Much like having kids or a puppy, becoming a mentor is a huge undertaking. So, if you are one of those people who are chronically over-stretching their time, mentoring may not be your bag. I know this seems obvious, but ask yourself: do you cringe when the phone rings and you are in the middle of drafting something? Or are you someone who is motivated by altruism or even by the self-important feeling of being able to give somebody an answer? Beyond the time commitment, mentorship should only be undertaken by those who really enjoy someone else’s success. It’s a nice sentiment, but let’s be honest, some of us are not wired that way. In the greatest exercise of self-awareness, mentorship may not be for those whose personalities don’t lend easily to things like listening, teaching, and being non-judgmental.
The answer to avoiding deadbeat mentors is for all of us to be a little bit more honest with ourselves.
4. Keep it on the down low
It is a quality you should have learned in kindergarten, although the ability of some adults to keep a secret is about as reliable as colluding with a five year old on a surprise. But for mentors and mentees alike, respect for confidentiality was high on the list of qualities that a mentor should possess. I am not getting into the Rules of Professional Conduct here because I don’t remember them and I always hoped they would naturally align with my common sense so I didn’t have to remember them. But as far as popular opinion among mentors goes, it seems a mentor’s first duty is to the mentee with respect to any confidential information they reveal to you.
In many cases, where the information only relates to the mentee’s personal life, strict confidentiality is easy to uphold beyond your inclination to gossip. This obviously becomes a more difficult prospect when a mentee reveals something that might affect the quality of their work or their overall ability to perform. But short of direct assaults to the client’s interests, a mentor’s first duty should be to their mentee.

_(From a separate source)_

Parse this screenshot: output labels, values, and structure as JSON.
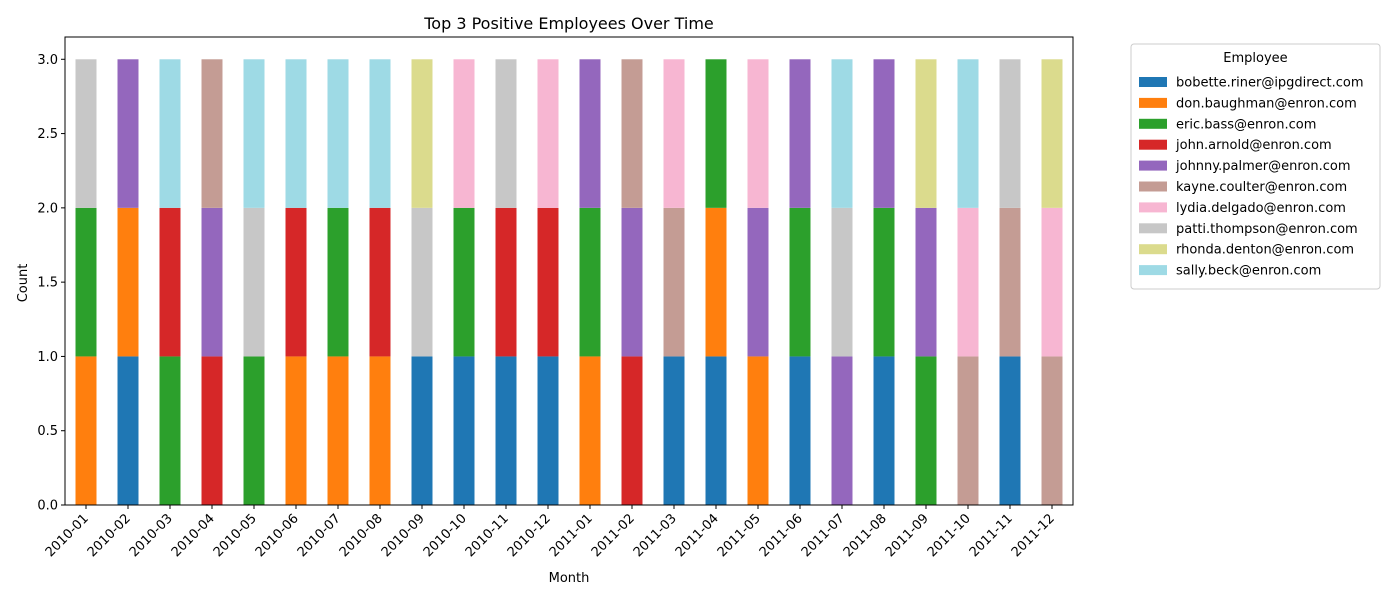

Other situations won’t be as straightforward. For instance, consider the scenario where your mentee is heavily involved with a file and tells you they will be giving notice but asks you to keep it quiet until they finalize an offer. Although this may take some covert maneuvering to protect the client, the consensus among mentors was that they should still respect the mentee’s request for confidentiality. To be honest, I don’t know whether this kind of integrity holds up the midst of a stressful deal. Mentees should therefore consider whether they are placing their mentor in an uncomfortable situation by sharing certain information. Indeed, some things are better left to fester in the nooks of your own guilty conscience.
5. Open it, and they will come?
Having an open-door policy is the daily practice of being approachable. Though it might seem obvious, some mentors need to be reminded that it starts with actually keeping your door open. Sure, we all need private, closed-door moments, but keeping your door barely ajar most days does not scream, “I’m here for you.”
Beyond open doors, many of the mentors I spoke with considered it their duty in the first few months or even years of mentorship to be the proactive one. One mentor explained he would stop by his mentee’s office on a regular basis, building the comfort level necessary for his mentee to also make casual visits. Another mentor said he made it a point to take his mentee out for a quick coffee a few times a week. He found they were easier to maintain and more effective than long lunches that can get cancelled and tend to take on a more formal tone.
The more frequent, unplanned, and informal interactions were favoured among mentors and mentees who found they allowed for more frequent updates and a way to relieve the mentee of feeling like they are taking up too much of the mentor’s time. To be clear, though, I’m pretty sure that elaborate lunches are still appreciated.